Entre arbustos e debaixo de cobertores, os Haidi recuperam forças junto com outros 400 afegãos no parque Pedion Tou Areos. Duas semanas atrás, os dependentes de drogas e desocupados que habitavam esse jardim central foram substituídos por centenas de imigrantes em situação irregular. Hoje, dezenas de tendas de campanha dividem o espaço com as estátuas de líderes gregos revolucionários e alguns sem-teto locais. A maioria é da etnia hazara, que como os Haidi são perseguidos no Afeganistão.

“Os talibãs e o Estado Islâmico nos consideram apóstatas.

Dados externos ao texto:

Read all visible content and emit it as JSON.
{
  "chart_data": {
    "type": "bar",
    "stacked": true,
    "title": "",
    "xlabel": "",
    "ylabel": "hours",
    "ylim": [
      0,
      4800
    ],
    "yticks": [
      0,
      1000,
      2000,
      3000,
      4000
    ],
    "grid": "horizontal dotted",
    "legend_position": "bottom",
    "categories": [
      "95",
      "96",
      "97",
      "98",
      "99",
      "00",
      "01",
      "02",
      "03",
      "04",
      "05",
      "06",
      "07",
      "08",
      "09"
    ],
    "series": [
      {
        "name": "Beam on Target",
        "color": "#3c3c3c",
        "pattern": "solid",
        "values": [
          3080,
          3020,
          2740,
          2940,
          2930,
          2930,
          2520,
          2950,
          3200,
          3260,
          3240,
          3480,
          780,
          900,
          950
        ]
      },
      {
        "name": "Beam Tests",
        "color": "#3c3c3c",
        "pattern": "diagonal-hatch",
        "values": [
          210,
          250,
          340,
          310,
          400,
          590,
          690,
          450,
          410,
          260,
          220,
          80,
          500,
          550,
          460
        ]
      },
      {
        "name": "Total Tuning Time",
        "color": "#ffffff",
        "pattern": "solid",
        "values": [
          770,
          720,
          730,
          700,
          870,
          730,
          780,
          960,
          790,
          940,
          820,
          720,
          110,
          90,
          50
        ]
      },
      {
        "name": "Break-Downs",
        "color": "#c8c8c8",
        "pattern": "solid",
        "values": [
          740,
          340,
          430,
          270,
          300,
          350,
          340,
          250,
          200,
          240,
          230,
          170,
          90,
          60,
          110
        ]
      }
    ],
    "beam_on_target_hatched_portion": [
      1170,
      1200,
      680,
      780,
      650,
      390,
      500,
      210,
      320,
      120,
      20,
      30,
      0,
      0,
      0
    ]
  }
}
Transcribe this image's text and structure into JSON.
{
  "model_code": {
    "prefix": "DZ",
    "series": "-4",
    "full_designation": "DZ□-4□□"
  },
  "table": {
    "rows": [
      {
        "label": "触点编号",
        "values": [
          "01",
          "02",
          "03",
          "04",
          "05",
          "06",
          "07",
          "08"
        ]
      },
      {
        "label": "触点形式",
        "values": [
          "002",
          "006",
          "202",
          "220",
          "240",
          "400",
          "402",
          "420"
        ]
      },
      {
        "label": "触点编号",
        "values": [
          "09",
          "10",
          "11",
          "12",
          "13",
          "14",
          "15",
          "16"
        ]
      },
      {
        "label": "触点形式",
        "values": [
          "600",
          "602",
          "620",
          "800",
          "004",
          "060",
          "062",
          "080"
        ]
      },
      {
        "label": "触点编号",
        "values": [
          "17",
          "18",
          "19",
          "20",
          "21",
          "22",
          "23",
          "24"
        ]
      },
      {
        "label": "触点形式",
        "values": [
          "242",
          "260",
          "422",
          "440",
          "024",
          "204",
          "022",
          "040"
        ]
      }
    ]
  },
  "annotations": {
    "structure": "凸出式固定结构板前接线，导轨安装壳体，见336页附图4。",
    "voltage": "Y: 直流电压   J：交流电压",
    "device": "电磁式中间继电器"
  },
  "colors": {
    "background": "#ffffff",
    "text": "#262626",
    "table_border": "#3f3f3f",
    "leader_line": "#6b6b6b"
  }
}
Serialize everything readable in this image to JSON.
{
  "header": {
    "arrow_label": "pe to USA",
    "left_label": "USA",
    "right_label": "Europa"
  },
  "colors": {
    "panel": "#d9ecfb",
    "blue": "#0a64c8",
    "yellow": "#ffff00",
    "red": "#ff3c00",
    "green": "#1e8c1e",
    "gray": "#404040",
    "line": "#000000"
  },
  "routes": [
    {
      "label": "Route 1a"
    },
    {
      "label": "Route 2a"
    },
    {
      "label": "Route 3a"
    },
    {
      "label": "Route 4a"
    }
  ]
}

Nos perseguem, nos molestam. Se queremos manter a cabeça sobre os ombros não nos resta outra alternativa a não ser imigrar”, diz Ibrahim, de 28 anos e originário de Konduz. Muitos afirmam que no caminho foram atacados a tiros e agredidos pela polícia de fronteira iraniana. Em 2015, mais de 2.000 pessoas que, como ele, tentaram cruzar o Mediterrâneo não poderão contar suas histórias; perderam a vida tentando chegar à Europa.

Com as novas tecnologias, o boca-a-boca se chama WhatsApp. As rotas variam de acordo com o país de origem. As áreas públicas onde dormem os imigrantes que aguardam em Atenas para seguir viagem também são organizadas por nacionalidade. Os sírios ficam na praça Ominia. Lá, quatro jovens sírios deixam cair suas pesadas mochilas. “Acabamos de chegar de Kos”, responde Kholan Fayad, químico de 33 anos, com os olhos brilhantes pela falta de sono.

Balsas de plástico

Os quatro jovens abandonaram Damasco por terra para subir em um barco no litoral libanês e chegar a Esmirna. As rotas de afegãos e sírios convergem nessa localidade costeira turca. “Na praça de Basma estão os atravessadores ilegais. São uma máfia que cobra 3.800 reais pela travessia em uma balsa de plástico, o trajeto até a ilha mais próxima demora cerca de uma hora”, explica Fayad. De lá, pegam outra balsa até Atenas.

Diante dos trilhos da estação central começa a segunda fase do périplo dos imigrantes sem documentos. Passagem nas mãos, a família Hadil, originária de Deir Zor, hoje um dos bastiões do Estado Islâmico (EI), sorri. Ainda precisam atravessar a Macedônia, Sérvia e Hungria –de fato, a Hungria prepara a construção de um muro na fronteira com a Sérvia para impedir essas chegadas– e Áustria. Muitos tentam alcançar a Alemanha, país que para eles é a nova terra prometida.

“O caminho não será fácil, mas qualquer coisa é melhor do que morrer sob as bombas ou ter o pescoço cortado pelo EI”, frisa Ramia, a caçula do grupo.